E il “grande” Saulo che diventò il “piccolo” Paolo
Caravaggio - Vocazione di San Paolo - Santa Maria del Popolo (Roma)
Aveva il nome di un grande re dell’Antico Testamento. Ma in un istante la vita gli si rovesciò addosso e diventò Paolo, il piccolo servo di Cristo. Piccolo anche di statura. Come Zaccheo. Ma che toccò le vette del cristianesimo. Nella cappella Cerasi in Santa Maria del Popolo a Roma la grande tela (230x175) della Vocazione di san Paolo, opera di Caravaggio, sta di fronte a quella della Crocefissione di san Pietro di uguale dimensione (1600-1601). Entrambi questi santi sono le colonne della Chiesa.
Una luce entra dall’alto, da destra della grande tela, investe la fonte del palafreniere, illumina la bianca criniera del cavallo, tornisce le braccia di Paolo e va a battere sulla sua fronte , tramortendolo. L’elmo e la spada rotolano accanto a lui. Il mantello rosso fiammeggiante sembra una pozza di sangue. Saulo è a terra, ai piedi del suo cavallo che quasi lo calpesta. Il grande Saulo, persecutore di cristiani, da questo momento diventa il “piccolo” Paolo, servo di Cristo, che in quella luce gli si rivela. Paolo ha già conosciuto quella luce. È la stessa luce che illuminò il diacono Stefano, lapidato, preso a sassate fino alla morte davanti a lui. Saulo, raccogliendo il mantello di Stefano, quasi un passaggio di testimone, senza saperlo ne ereditava la missione. Pur restando per ora ancora nemico dei cristiani, loro acerrimo persecutore. Dal giorno del martirio di Stefano, su quello stesso cavallo che ora rischia di calpestarlo, Paolo ha percorso al galoppo la Galilea alla ricerca di cristiani da arrestare. E ora che sta per giungere a Damasco, dove c’è una importante comunità cristiana da perseguitare, una luce lo ferma. Rimarrà cieco per tre giorni finché a Damasco il cristiano Anania gli ridarà la vista in nome di quel Gesù che lui perseguita.

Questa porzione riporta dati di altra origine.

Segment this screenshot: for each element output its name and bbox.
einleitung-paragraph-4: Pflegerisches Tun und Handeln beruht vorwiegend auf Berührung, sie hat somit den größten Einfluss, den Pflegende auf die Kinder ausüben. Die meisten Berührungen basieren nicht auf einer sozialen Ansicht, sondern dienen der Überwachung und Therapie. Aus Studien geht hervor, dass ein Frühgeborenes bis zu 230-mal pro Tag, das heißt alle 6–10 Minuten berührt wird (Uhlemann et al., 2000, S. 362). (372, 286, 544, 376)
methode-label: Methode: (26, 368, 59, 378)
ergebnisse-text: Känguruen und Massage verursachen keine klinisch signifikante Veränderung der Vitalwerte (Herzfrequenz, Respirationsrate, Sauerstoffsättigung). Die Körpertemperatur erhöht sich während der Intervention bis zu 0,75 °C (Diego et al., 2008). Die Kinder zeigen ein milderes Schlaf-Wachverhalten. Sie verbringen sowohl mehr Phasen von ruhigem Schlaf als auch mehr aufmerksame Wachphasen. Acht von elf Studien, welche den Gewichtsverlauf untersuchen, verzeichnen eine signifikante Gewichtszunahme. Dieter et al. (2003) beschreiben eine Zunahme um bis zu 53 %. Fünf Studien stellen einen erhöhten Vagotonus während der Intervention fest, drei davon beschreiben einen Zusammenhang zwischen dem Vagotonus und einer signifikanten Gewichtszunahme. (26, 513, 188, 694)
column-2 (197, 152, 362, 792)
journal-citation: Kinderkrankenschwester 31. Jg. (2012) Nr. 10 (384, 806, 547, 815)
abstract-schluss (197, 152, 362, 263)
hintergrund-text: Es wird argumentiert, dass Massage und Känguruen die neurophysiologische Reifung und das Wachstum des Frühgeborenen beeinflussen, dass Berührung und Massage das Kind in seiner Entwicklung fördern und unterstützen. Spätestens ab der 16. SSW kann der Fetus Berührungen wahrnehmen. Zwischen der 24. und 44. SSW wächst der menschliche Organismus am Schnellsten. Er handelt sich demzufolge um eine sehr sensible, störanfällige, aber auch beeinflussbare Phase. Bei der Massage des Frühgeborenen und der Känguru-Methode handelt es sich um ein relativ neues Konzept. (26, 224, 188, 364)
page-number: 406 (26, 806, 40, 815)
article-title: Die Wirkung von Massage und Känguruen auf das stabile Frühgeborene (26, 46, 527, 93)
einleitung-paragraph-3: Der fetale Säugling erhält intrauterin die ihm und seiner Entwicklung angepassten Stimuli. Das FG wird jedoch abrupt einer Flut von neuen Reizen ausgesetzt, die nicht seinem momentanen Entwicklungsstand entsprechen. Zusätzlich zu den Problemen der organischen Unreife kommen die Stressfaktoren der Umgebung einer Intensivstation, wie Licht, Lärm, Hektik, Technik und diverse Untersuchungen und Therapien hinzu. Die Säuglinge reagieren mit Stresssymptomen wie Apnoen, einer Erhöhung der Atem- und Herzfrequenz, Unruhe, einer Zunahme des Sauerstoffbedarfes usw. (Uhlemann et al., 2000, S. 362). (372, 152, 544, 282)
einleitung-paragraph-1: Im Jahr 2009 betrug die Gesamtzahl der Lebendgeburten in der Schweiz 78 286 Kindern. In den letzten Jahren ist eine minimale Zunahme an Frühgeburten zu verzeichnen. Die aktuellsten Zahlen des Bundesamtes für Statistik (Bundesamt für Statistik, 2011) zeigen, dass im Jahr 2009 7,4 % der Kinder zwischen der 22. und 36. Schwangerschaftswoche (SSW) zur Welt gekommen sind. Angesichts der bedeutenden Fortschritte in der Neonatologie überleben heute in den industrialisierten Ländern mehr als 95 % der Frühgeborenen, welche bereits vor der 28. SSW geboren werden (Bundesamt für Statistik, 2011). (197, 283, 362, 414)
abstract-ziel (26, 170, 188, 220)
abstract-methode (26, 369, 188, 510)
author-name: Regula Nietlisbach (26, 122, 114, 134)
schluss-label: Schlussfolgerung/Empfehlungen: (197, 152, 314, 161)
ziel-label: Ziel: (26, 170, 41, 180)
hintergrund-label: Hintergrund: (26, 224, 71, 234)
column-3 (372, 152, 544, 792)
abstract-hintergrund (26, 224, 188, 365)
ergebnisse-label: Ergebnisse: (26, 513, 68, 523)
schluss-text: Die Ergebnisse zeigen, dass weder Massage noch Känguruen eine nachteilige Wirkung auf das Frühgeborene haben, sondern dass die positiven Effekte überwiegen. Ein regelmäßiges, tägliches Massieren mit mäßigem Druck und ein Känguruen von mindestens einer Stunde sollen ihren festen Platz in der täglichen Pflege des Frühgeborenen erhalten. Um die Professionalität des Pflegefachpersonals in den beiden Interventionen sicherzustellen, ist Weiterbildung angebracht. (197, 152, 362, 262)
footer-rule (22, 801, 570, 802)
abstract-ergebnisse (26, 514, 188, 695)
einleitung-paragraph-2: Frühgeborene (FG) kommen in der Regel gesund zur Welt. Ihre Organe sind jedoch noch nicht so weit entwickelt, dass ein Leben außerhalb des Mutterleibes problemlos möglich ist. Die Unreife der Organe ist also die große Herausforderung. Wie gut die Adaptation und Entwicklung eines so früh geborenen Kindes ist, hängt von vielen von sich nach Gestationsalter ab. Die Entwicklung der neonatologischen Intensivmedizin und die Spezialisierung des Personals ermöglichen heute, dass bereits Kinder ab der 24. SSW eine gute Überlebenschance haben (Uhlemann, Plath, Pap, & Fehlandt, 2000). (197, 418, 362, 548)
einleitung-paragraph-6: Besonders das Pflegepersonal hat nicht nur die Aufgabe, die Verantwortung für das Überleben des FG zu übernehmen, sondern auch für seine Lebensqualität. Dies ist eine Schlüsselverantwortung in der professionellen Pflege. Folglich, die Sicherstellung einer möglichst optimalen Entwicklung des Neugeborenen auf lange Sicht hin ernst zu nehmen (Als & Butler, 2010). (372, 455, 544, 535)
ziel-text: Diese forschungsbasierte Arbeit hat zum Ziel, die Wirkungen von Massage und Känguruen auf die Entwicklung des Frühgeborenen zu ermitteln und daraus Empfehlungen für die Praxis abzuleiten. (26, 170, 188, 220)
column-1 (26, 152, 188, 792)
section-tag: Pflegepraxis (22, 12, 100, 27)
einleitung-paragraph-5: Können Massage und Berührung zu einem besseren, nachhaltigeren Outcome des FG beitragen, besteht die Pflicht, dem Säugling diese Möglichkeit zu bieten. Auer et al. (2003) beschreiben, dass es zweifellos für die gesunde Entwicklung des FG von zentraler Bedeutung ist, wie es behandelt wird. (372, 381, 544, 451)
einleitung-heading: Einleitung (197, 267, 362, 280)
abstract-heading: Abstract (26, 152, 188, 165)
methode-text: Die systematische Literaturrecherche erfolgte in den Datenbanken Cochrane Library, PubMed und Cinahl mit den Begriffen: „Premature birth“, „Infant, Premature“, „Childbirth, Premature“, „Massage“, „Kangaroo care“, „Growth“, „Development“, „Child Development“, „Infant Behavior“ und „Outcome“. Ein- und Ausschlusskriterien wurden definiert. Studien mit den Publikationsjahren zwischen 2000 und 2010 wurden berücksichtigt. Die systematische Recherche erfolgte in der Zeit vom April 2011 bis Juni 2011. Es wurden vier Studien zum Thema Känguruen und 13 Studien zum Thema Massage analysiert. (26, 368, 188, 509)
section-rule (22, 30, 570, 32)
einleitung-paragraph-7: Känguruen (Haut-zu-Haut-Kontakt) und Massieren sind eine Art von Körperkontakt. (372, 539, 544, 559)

Caravaggio fotografa con il flash della sua pittura Saulo-Paolo crollato a terra e circondato dalle tenebre che incombono da ogni lato sul quadro. La luce della sua pittura si ferma innanzitutto a rischiarare il fianco possente del cavallo e quella zampa bianchissima e piegata che sembra uscire dalla altrettanto bianca criniera. Poi la luce scende dal monumentale baluardo del cavallo e trova Il mantello e la sopraveste di Paolo rossi come il sangue dei martiri, elementi che ancora suggeriscono con più evidenza una pozza di sangue che ricorda il martirio di Stefano. Anche Paolo in qualche modo passa attraverso un martirio, una sofferenza che gli toglie la vista e lo costringe a riconoscere Cristo come vera luce. Così le braccia di Paolo tese verso l’alto, anziché respingere la visione, si aprono all’ accoglienza, all’abbraccio di quel Cristo che in una tavola precedente (Conversione di san Paolo, Roma, collezione privata Odescalchi, dipinta nel 1600) Caravaggio aveva addirittura rappresentato in modo molto realistico e suggestivo, come un uomo in carne e ossa che scende dal cielo e, a pochi metri da Paolo, gli tende le braccia.
Ma Paolo è ancora a terra. Il volto riverso all’indietro e le pupille chiuse parlano di morte. Paolo brancola nel buio. La sua posizione è di debolezza e fragilità. Il suo stesso cavallo trattenuto dall’anziano servitore potrebbe calpestarlo. Il dramma è ancora tutto lì sospeso Se allungasse di poco la mano destra Saulo potrebbe sentire, nella sua cecità, il muso umido del suo cavallo. La realtà non è lontana. Potrebbe passare anche attraverso quel muso umido. Cristo è tutto in tutti. Anche il cavallo è protagonista dell’evento, con il suo peso, fermo e massiccio, incombe tra la terra e cielo come una quinta, un ponte, un baluardo di difesa. Paolo ora è “piccolo” ma potrebbe risalire su quel cavallo e – questa volta al seguito di Cristo – diventare finalmente il “piccolo grande” Paolo.